Cependant, dans le minyan de rav 'Haïm Kanievsky, celui-ci insiste pour que la coutume de frapper lorsque le nom d'Haman est mentionné soit respectée dans son intégralité. Cependant, lorsque le rav 'Haïm a appris qu'une synagogue crié/chanté lorsque le nom d'Haman était mentionné, il a protesté, affirmant que crier/chanter constituait une interruption interdite pendant la lecture de la Méguila.

-> Le rav 'Haïm Kanievsky lui-même frappait le sol deux fois avec son pied à chaque mention du nom d'Haman. Il explique que s'il ne frappait qu'une seule fois, il ne serait pas évident qu'il frappe à la mention d'Haman ; on pourrait penser qu'il bouge simplement son pied.
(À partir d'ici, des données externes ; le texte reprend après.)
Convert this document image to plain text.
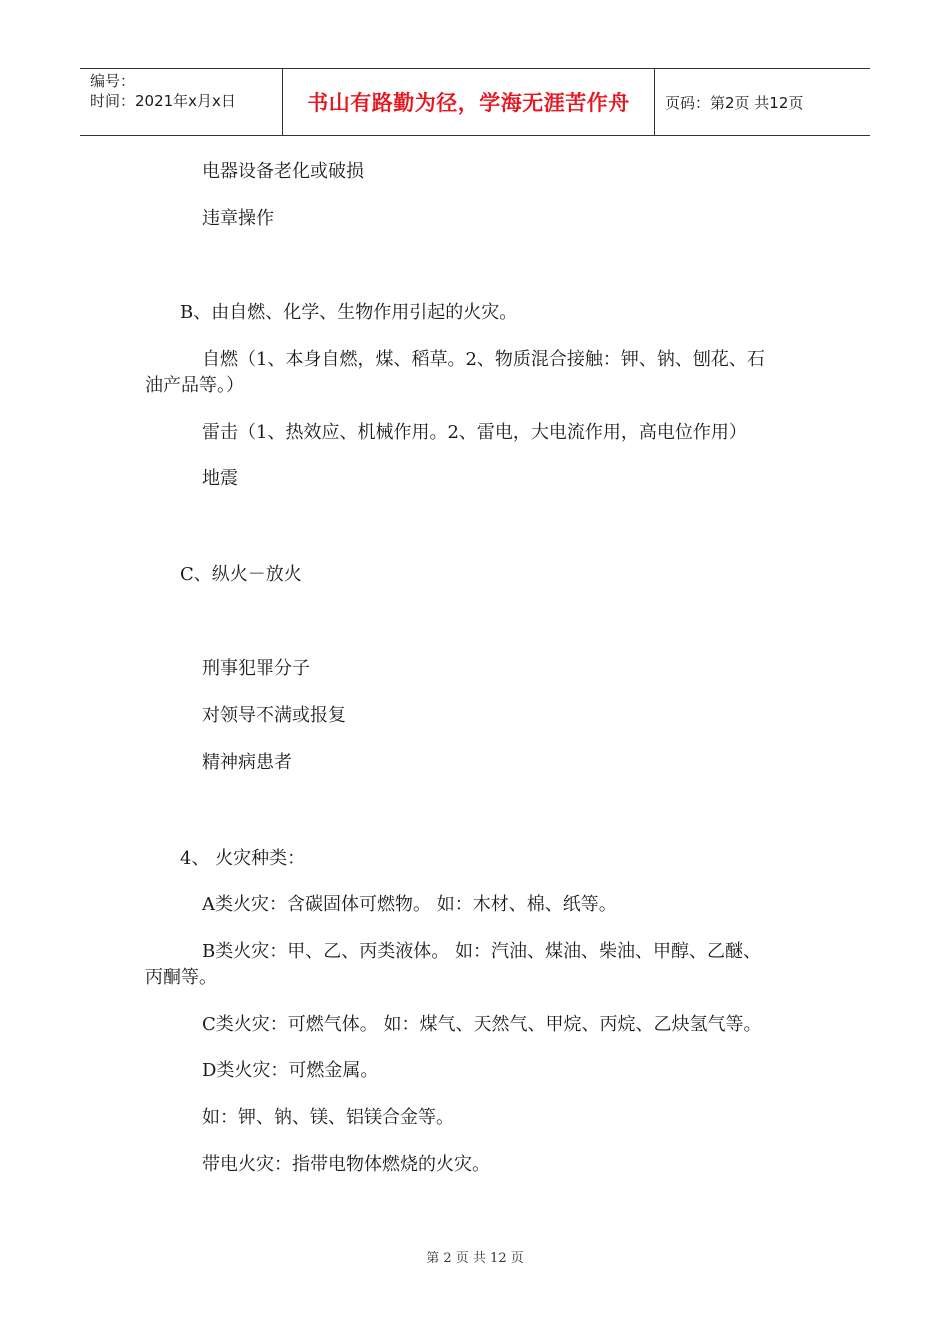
编号：
时间：2021年x月x日	书山有路勤为径，学海无涯苦作舟 页码：第2页 共12页
电器设备老化或破损
违章操作
B、由自燃、化学、生物作用引起的火灾。
自燃（1、本身自燃，煤、稻草。2、物质混合接触：钾、钠、刨花、石
油产品等。）
雷击（1、热效应、机械作用。2、雷电，大电流作用，高电位作用）
地震
C、纵火－放火
刑事犯罪分子
对领导不满或报复
精神病患者
4、 火灾种类：
A类火灾：含碳固体可燃物。 如：木材、棉、纸等。
B类火灾：甲、乙、丙类液体。 如：汽油、煤油、柴油、甲醇、乙醚、
丙酮等。
C类火灾：可燃气体。 如：煤气、天然气、甲烷、丙烷、乙炔氢气等。
D类火灾：可燃金属。
如：钾、钠、镁、铝镁合金等。
带电火灾：指带电物体燃烧的火灾。
第 2 页 共 12 页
Il souligne que frapper fait partie de la mitsva d'effacer la mémoire d'Amalek.

Ainsi, nous frappons uniquement lorsque le nom d'Haman, qui était originaire d'Amalek, est mentionné, et non lorsque celui d'A'hachvéroch, qui était un racha mais n'était pas originaire d'Amalek, est mentionné.
Le rav Kanievsky encourage les parents à amener leurs jeunes enfants à la lecture de la Méguila ; même s'ils n'écoutent pas la Méguila, ils peuvent frapper lorsqu'ils entendent le nom d'Haman et ainsi accomplir la mitsva consistant à effacer la mémoire d'Amalek.